After these revelations, Steve McDonald (Simon Gregson) enters the pub and tells Ben and Maggie that his daughter Amy Barlow (Elle Mulvaney) and Ben's son Ollie (Raphael Akuwudike) are alone together at Number 11. This causes Maggie discomfort as Amy and Ollie are cousins. As the week unfolds, Ben heads to the Bistro bar whilst he comprehends the recent news that Alan wasn't his father. The source continued: "Ben is going through so much pain. The look on his face while he's sitting at the Bistro is upsetting enough, but just wait until you see him back at home looking at a photo of him as a child with Alan. Luckily, Eva Price (Catherine Tyldesley) is on hand to promise Ben that Alan loved him as his own." Moments later, Maggie enters the room and Ben tells her he wants nothing to do with her. Maggie then retaliates with an insult. The source continued: "Ben is already in a bad place, and Maggie has the audacity to pour salt into the wound. You'd think that a mother would offer her sympathies in a situation as difficult as this, but that's Maggie for you. Hopefully she doesn't react in the same way when Will (Lucas Hogdson-Wale) finds out that he's the last of the family to be brought in on the secret…"

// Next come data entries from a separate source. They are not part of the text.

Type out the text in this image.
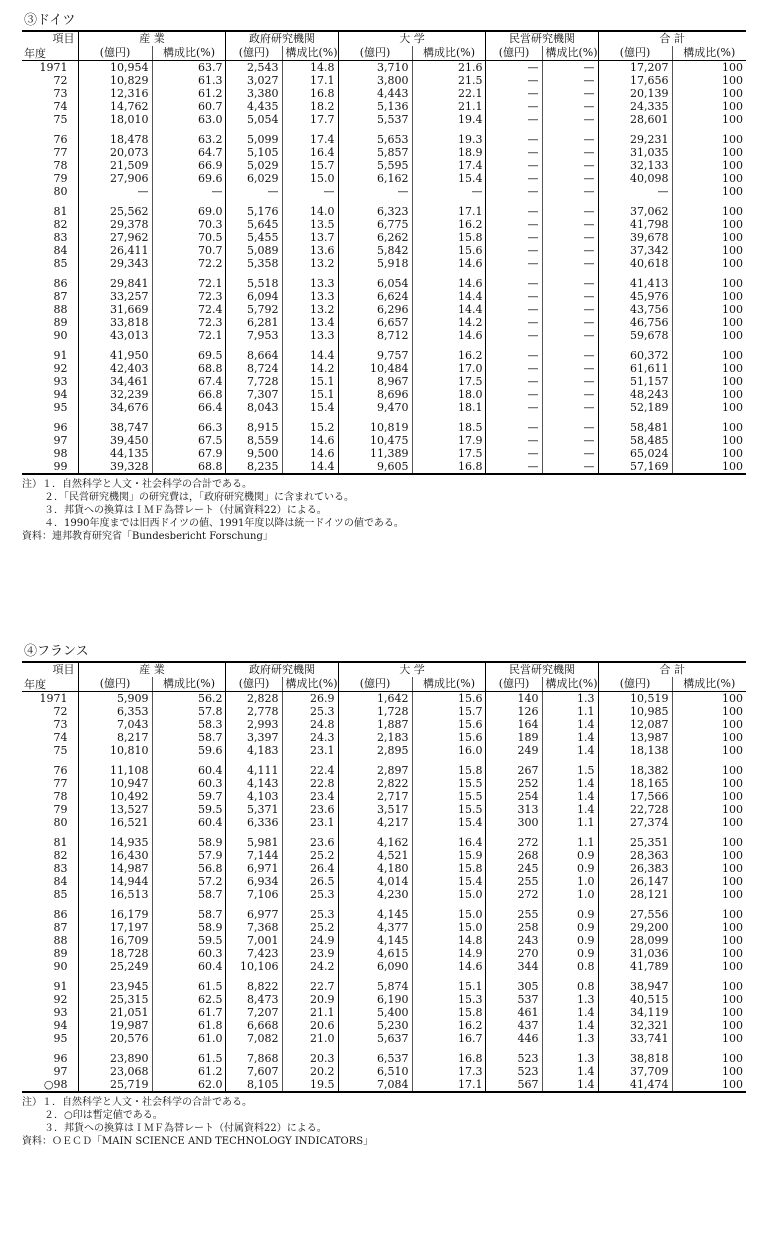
③ドイツ
項目
年度	産 業		政府研究機関		大 学		民営研究機関		合 計	
	(億円)	構成比(%)	(億円)	構成比(%)	(億円)	構成比(%)	(億円)	構成比(%)	(億円)	構成比(%)
1971	10,954	63.7	2,543	14.8	3,710	21.6	—	—	17,207	100
72	10,829	61.3	3,027	17.1	3,800	21.5	—	—	17,656	100
73	12,316	61.2	3,380	16.8	4,443	22.1	—	—	20,139	100
74	14,762	60.7	4,435	18.2	5,136	21.1	—	—	24,335	100
75	18,010	63.0	5,054	17.7	5,537	19.4	—	—	28,601	100

76	18,478	63.2	5,099	17.4	5,653	19.3	—	—	29,231	100
77	20,073	64.7	5,105	16.4	5,857	18.9	—	—	31,035	100
78	21,509	66.9	5,029	15.7	5,595	17.4	—	—	32,133	100
79	27,906	69.6	6,029	15.0	6,162	15.4	—	—	40,098	100
80	—	—	—	—	—	—	—	—	—	100

81	25,562	69.0	5,176	14.0	6,323	17.1	—	—	37,062	100
82	29,378	70.3	5,645	13.5	6,775	16.2	—	—	41,798	100
83	27,962	70.5	5,455	13.7	6,262	15.8	—	—	39,678	100
84	26,411	70.7	5,089	13.6	5,842	15.6	—	—	37,342	100
85	29,343	72.2	5,358	13.2	5,918	14.6	—	—	40,618	100

86	29,841	72.1	5,518	13.3	6,054	14.6	—	—	41,413	100
87	33,257	72.3	6,094	13.3	6,624	14.4	—	—	45,976	100
88	31,669	72.4	5,792	13.2	6,296	14.4	—	—	43,756	100
89	33,818	72.3	6,281	13.4	6,657	14.2	—	—	46,756	100
90	43,013	72.1	7,953	13.3	8,712	14.6	—	—	59,678	100

91	41,950	69.5	8,664	14.4	9,757	16.2	—	—	60,372	100
92	42,403	68.8	8,724	14.2	10,484	17.0	—	—	61,611	100
93	34,461	67.4	7,728	15.1	8,967	17.5	—	—	51,157	100
94	32,239	66.8	7,307	15.1	8,696	18.0	—	—	48,243	100
95	34,676	66.4	8,043	15.4	9,470	18.1	—	—	52,189	100

96	38,747	66.3	8,915	15.2	10,819	18.5	—	—	58,481	100
97	39,450	67.5	8,559	14.6	10,475	17.9	—	—	58,485	100
98	44,135	67.9	9,500	14.6	11,389	17.5	—	—	65,024	100
99	39,328	68.8	8,235	14.4	9,605	16.8	—	—	57,169	100
注）１．自然科学と人文・社会科学の合計である。
２．「民営研究機関」の研究費は，「政府研究機関」に含まれている。
３．邦貨への換算はＩＭＦ為替レート（付属資料22）による。
４．1990年度までは旧西ドイツの値、1991年度以降は統一ドイツの値である。
資料：連邦教育研究省「Bundesbericht Forschung」
④フランス
項目
年度	産 業		政府研究機関		大 学		民営研究機関		合 計	
	(億円)	構成比(%)	(億円)	構成比(%)	(億円)	構成比(%)	(億円)	構成比(%)	(億円)	構成比(%)
1971	5,909	56.2	2,828	26.9	1,642	15.6	140	1.3	10,519	100
72	6,353	57.8	2,778	25.3	1,728	15.7	126	1.1	10,985	100
73	7,043	58.3	2,993	24.8	1,887	15.6	164	1.4	12,087	100
74	8,217	58.7	3,397	24.3	2,183	15.6	189	1.4	13,987	100
75	10,810	59.6	4,183	23.1	2,895	16.0	249	1.4	18,138	100

76	11,108	60.4	4,111	22.4	2,897	15.8	267	1.5	18,382	100
77	10,947	60.3	4,143	22.8	2,822	15.5	252	1.4	18,165	100
78	10,492	59.7	4,103	23.4	2,717	15.5	254	1.4	17,566	100
79	13,527	59.5	5,371	23.6	3,517	15.5	313	1.4	22,728	100
80	16,521	60.4	6,336	23.1	4,217	15.4	300	1.1	27,374	100

81	14,935	58.9	5,981	23.6	4,162	16.4	272	1.1	25,351	100
82	16,430	57.9	7,144	25.2	4,521	15.9	268	0.9	28,363	100
83	14,987	56.8	6,971	26.4	4,180	15.8	245	0.9	26,383	100
84	14,944	57.2	6,934	26.5	4,014	15.4	255	1.0	26,147	100
85	16,513	58.7	7,106	25.3	4,230	15.0	272	1.0	28,121	100

86	16,179	58.7	6,977	25.3	4,145	15.0	255	0.9	27,556	100
87	17,197	58.9	7,368	25.2	4,377	15.0	258	0.9	29,200	100
88	16,709	59.5	7,001	24.9	4,145	14.8	243	0.9	28,099	100
89	18,728	60.3	7,423	23.9	4,615	14.9	270	0.9	31,036	100
90	25,249	60.4	10,106	24.2	6,090	14.6	344	0.8	41,789	100

91	23,945	61.5	8,822	22.7	5,874	15.1	305	0.8	38,947	100
92	25,315	62.5	8,473	20.9	6,190	15.3	537	1.3	40,515	100
93	21,051	61.7	7,207	21.1	5,400	15.8	461	1.4	34,119	100
94	19,987	61.8	6,668	20.6	5,230	16.2	437	1.4	32,321	100
95	20,576	61.0	7,082	21.0	5,637	16.7	446	1.3	33,741	100

96	23,890	61.5	7,868	20.3	6,537	16.8	523	1.3	38,818	100
97	23,068	61.2	7,607	20.2	6,510	17.3	523	1.4	37,709	100
○98	25,719	62.0	8,105	19.5	7,084	17.1	567	1.4	41,474	100
注）１．自然科学と人文・社会科学の合計である。
２．○印は暫定値である。
３．邦貨への換算はＩＭＦ為替レート（付属資料22）による。
資料：ＯＥＣＤ「MAIN SCIENCE AND TECHNOLOGY INDICATORS」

===Telling Ben the truth about Alan's death===
On 6 May 2026, it was revealed that Maggie would finally tell Ben the truth about how Alan died. Cindy Humphrey had recently joined the cast as Ben's ex-wife Melanie Driscoll, who arrives after hearing the news that Megan Walsh (Beth Nixon) had been grooming and sexually abusing their son, Will Driscoll (Luca Hodgson-Wale). Wanting to take him to live in Scotland with her, Maggie protested, which was when she revealed that Finley, whom she remained in contact with, told her what Maggie did to his father, Alan as a way to blackmail her. Megan overheard a conversation between the two, recorded it and used it against Maggie when on the phone to her from a prison cell to also blackmail her. An insider told Digital Spy: "This secret could blow apart Maggie and Ben's relationship forever." They continued: "He's only just discovered that Jim McDonald was his biological father, but now Maggie might have to tell him that she pushed Alan down the stairs, causing his death. It's not just the crime that's unforgivable, but the lying too. Maggie would do anything not to come clean." Kate Woodward and Daniel Kilkelly from Digital Spy said: "There's no doubt that Ben's scheming mother has been good at covering her tracks so far, but Melanie holds a trump card. Maggie's shaken when Ben tells her that Melanie has called, and she panics about what has been said." When Maggie does tell Ben the truth, Ben banishes her from the family and the Rovers Return Inn and she ends up staying with Ken Barlow (William Roache).

==Reception==
After Maggie looking into Ken Barlow's (William Roache) sideboard and the flashback episodes, much speculation was sparked between fans after the possibility of Maggie having an affair was revealed during her argument with her husband Alan (Aidan O'Callaghan). Some fans suggested that she could have had an affair with a former character, such as Peter Barlow (Chris Gascoyne) or Mike Baldwin (Johnny Briggs).